Чего я боюсь? Я — патриот, они знают об этом, они доверяют мне… Публичного унижения? Нет, и я не должен думать о признании собственной ошибки и об ее исправлении перед лицом товарищей как об «унижении». Может быть, я слишком долго пробыл на Западе? Вдруг вирус Запада вошел в мою кровь, и его нужно изгнать оттуда, подумал Вань о причине своей дрожи.

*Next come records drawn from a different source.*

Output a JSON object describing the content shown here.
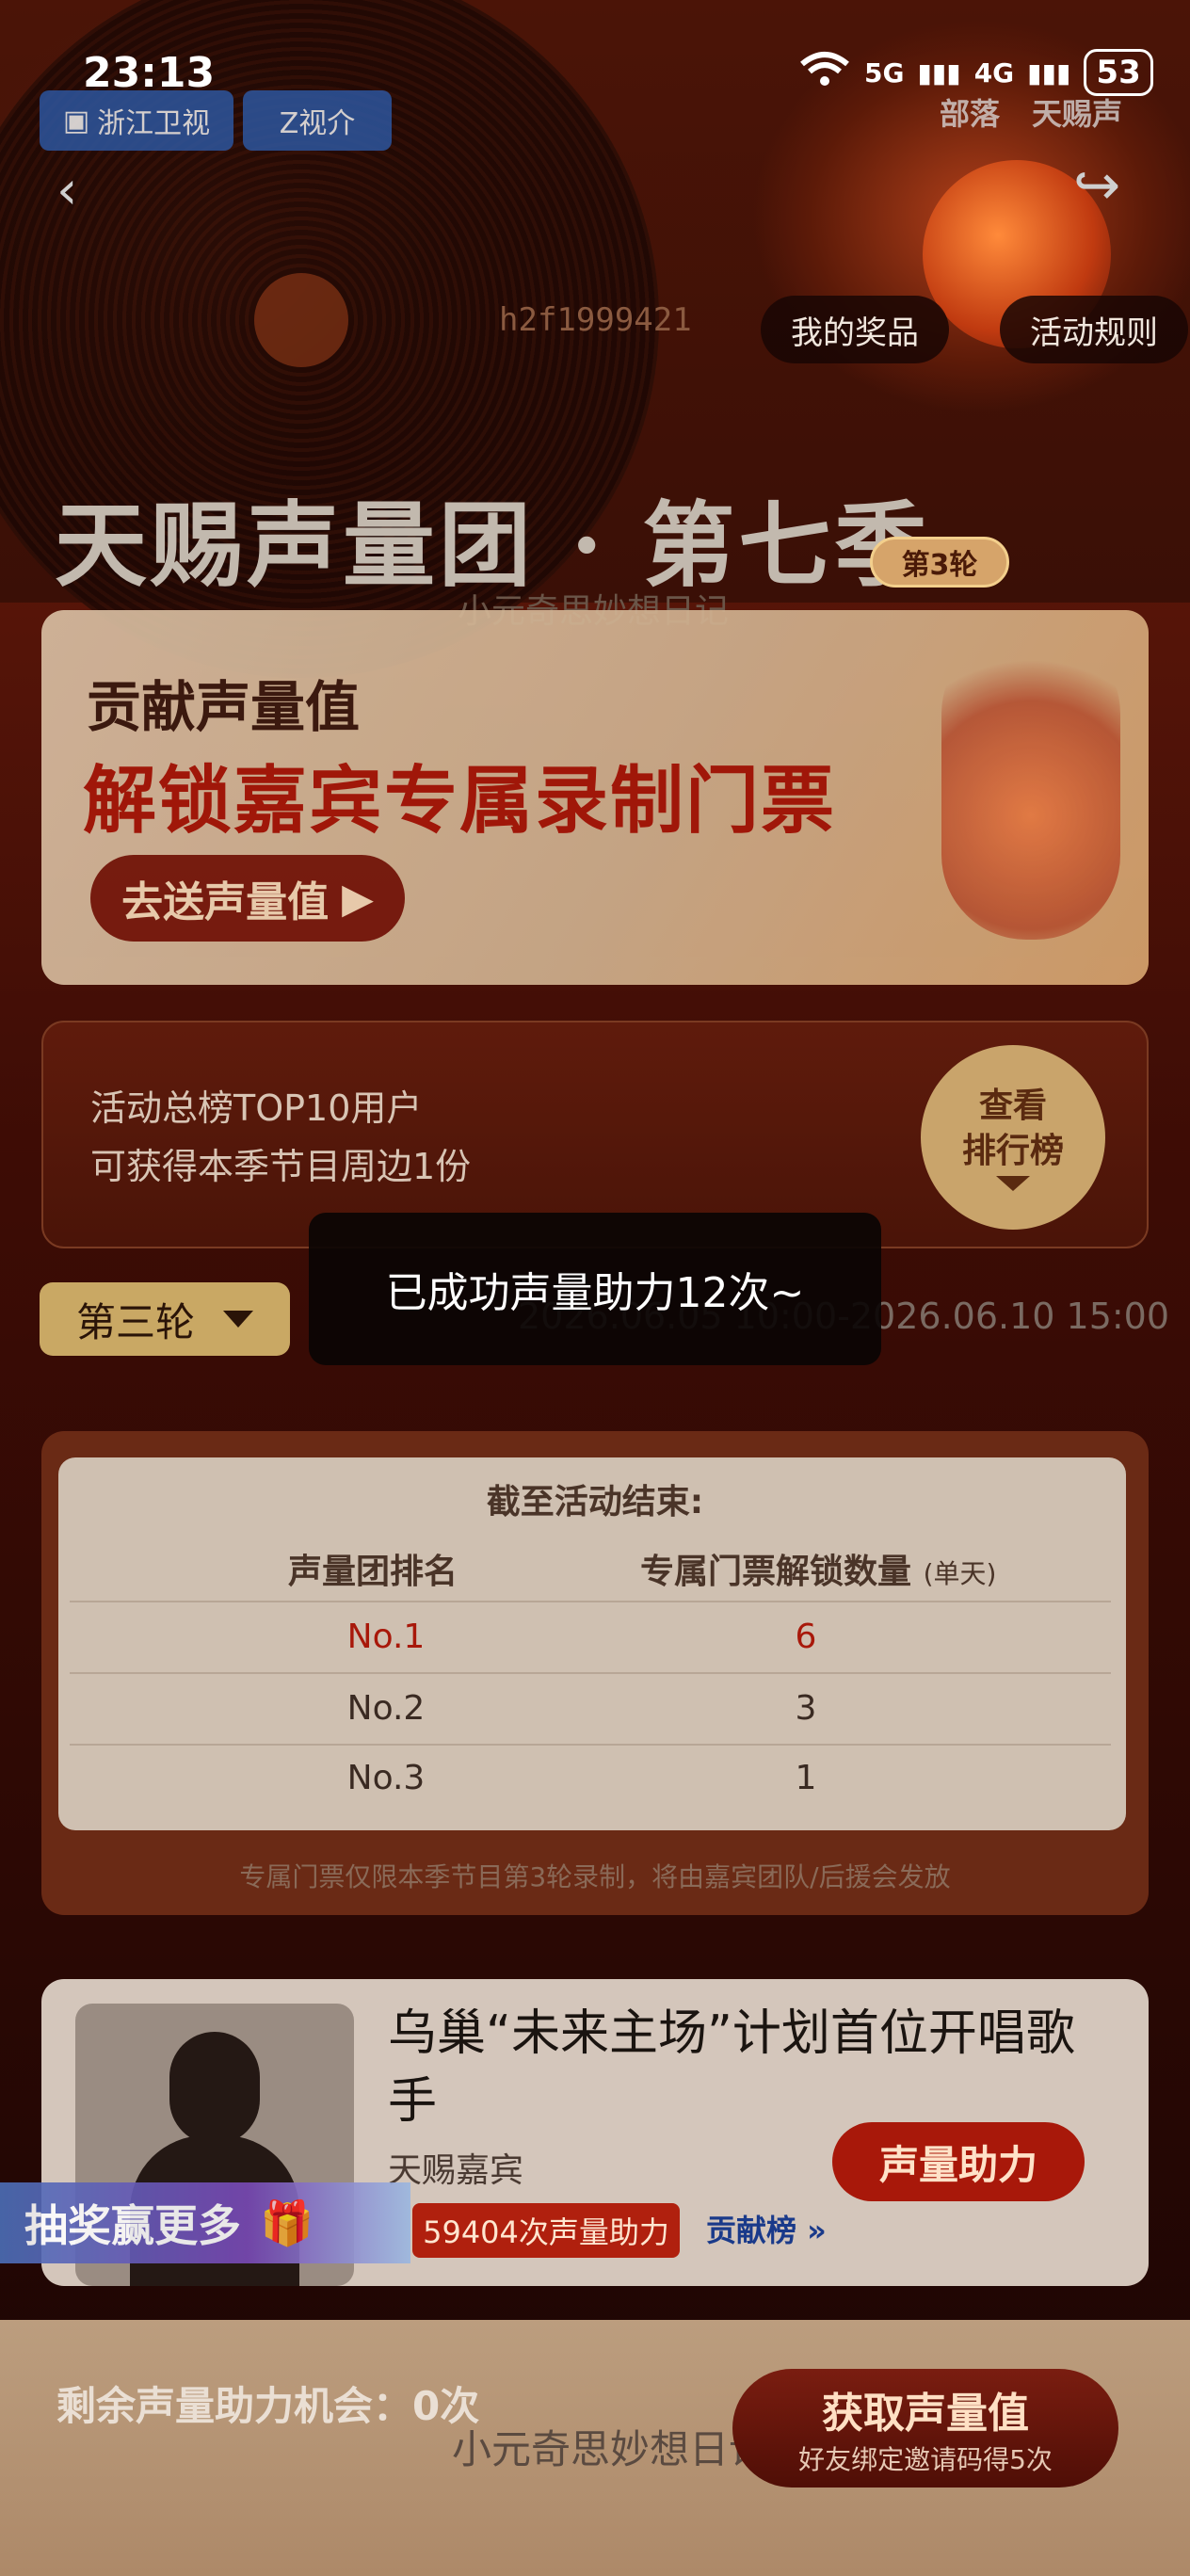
{
  "status_bar": {
    "time": "23:13",
    "signal_5g": "5G",
    "signal_4g": "4G",
    "battery": "53"
  },
  "header": {
    "logos": [
      "浙江卫视",
      "Z视介"
    ],
    "brand_right": [
      "部落",
      "天赐声"
    ],
    "buttons": {
      "my_prizes": "我的奖品",
      "rules": "活动规则"
    },
    "serial": "h2f1999421",
    "title": "天赐声量团 · 第七季",
    "round_badge": "第3轮",
    "subtitle": "小元奇思妙想日记"
  },
  "promo_card": {
    "line1": "贡献声量值",
    "line2": "解锁嘉宾专属录制门票",
    "button": "去送声量值"
  },
  "leader_card": {
    "line1": "活动总榜TOP10用户",
    "line2": "可获得本季节目周边1份",
    "button_line1": "查看",
    "button_line2": "排行榜"
  },
  "round_selector": {
    "selected": "第三轮",
    "time_range": "2026.06.05 10:00-2026.06.10 15:00"
  },
  "toast": "已成功声量助力12次~",
  "ticket_table": {
    "title": "截至活动结束:",
    "col_rank": "声量团排名",
    "col_count": "专属门票解锁数量",
    "col_unit": "(单天)",
    "rows": [
      {
        "rank": "No.1",
        "count": "6"
      },
      {
        "rank": "No.2",
        "count": "3"
      },
      {
        "rank": "No.3",
        "count": "1"
      }
    ],
    "note": "专属门票仅限本季节目第3轮录制，将由嘉宾团队/后援会发放"
  },
  "singer_card": {
    "name": "乌巢“未来主场”计划首位开唱歌手",
    "tag": "天赐嘉宾",
    "help_button": "声量助力",
    "help_count": "59404次声量助力",
    "contrib_link": "贡献榜 »"
  },
  "lottery_banner": "抽奖赢更多",
  "bottom_bar": {
    "remaining": "剩余声量助力机会：0次",
    "get_button_title": "获取声量值",
    "get_button_sub": "好友绑定邀请码得5次",
    "watermark": "小元奇思妙想日记"
  }
}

Они могут отозвать его из Сигманианского проекта как раз в тот момент, когда он стал распускаться, как бутон весной.
— Катастрофа, эти новости передают по радио с подачи Кантер, — сказал Чьжу. — Неужели вы не могли посоветовать ей быть более осторожной, пока не выяснятся все «за» и «против»?
— Я совершенно не думал об этом иначе, как о счастливом случае, товарищ генерал. — Вдохновленно: — Председатель Сунь неоднократно инструктировал нас, что развитое общество, как то, откуда явился наш гость, может быть только антиимпериалистическим, и предполагает правильный образ мыслей.
— Да-да. — Чьжу на мгновенье замер на месте. — Хорошо, когда вы ожидаете получить материалы Кантер?
— Боюсь, не раньше чем через несколько дней. Она сказала, что они разрозненные и в значительной степени с ее авторскими сокращениями, и она напишет официальный отчет.